- 主人公
- (ジャックさんは……)
彼の姿がすぐには見つからず、わたしは
きょろきょろと辺りを見回す。
- 主人公
- (? あれって、もしかして……)
目に入ったのはきっちり正装している、素敵な男性。
- 主人公
- (え? ……え? ジャック、さん……?)
印象が違いすぎて、二度見どころか
何度も繰り返し見てしまう。
顔立ちは確かにジャックさんだけど、
服装も髪型もいつもとまるで違う。
別人かと思ってしまった。
- 主人公
- (……格好いい、よね? え……?)
彼の姿に目を奪われ、動けずにいると――
わたしよりも先に、綺麗な女の人たちが
ジャックさんのもとへ近づいていった。
- 綺麗な女性A
- 「あ、あの、すみません……」
- ジャック
- 「ん? ……ああ、何か?」
- 綺麗な女性A
- 「良かったら、今からお時間いただけませんか?」
- 綺麗な女性B
- 「一目惚れなんです! ぜひお話したくて……!」
彼女たちの気持ちもよくわかる。
それくらい、ジャックさんは周囲の人の視線を
集めていた。
- ジャック
- 「……悪い。
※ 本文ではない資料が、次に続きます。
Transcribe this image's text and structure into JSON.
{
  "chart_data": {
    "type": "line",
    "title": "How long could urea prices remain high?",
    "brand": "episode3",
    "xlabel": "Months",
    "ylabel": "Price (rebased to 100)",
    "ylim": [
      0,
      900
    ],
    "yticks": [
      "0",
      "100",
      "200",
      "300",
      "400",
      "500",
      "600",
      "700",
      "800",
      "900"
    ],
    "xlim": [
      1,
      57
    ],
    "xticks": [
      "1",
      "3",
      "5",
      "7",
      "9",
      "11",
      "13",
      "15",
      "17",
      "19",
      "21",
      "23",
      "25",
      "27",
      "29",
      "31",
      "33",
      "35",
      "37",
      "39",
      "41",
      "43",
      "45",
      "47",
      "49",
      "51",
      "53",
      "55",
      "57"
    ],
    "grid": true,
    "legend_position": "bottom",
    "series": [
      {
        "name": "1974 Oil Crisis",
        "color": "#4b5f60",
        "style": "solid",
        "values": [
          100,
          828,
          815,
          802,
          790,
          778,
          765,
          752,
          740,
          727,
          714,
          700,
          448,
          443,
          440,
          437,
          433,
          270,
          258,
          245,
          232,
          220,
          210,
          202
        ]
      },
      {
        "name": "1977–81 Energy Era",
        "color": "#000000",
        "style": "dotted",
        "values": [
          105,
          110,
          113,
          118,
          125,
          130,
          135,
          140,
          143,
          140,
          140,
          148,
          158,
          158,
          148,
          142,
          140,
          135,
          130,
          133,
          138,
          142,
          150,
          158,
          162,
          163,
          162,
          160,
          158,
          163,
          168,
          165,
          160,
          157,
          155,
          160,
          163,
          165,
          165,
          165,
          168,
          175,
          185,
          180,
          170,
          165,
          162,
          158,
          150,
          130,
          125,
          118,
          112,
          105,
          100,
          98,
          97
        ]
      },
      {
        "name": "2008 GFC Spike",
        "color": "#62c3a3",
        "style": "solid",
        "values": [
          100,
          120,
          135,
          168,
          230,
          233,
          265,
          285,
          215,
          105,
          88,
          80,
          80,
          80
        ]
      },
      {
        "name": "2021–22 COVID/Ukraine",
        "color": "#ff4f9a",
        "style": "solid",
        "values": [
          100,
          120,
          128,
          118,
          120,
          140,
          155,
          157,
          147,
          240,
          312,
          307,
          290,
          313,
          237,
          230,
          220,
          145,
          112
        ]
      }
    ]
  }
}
人と約束してるんだ」
- 綺麗な女性B
- 「どうしても駄目ですか……?」
- ジャック
- 「外せない用事なんだよ」
気を持たせないようにしているのか。
ジャックさんは短い言葉で端的に断る。
- 綺麗な女性A
- 「そ、そんなこと言わずに……!」
女性はさらに食い下がろうとした。
けど……。
- ジャック
- 「――お嬢さん!」
こちらに気づいたジャックさんが、軽く手を挙げた。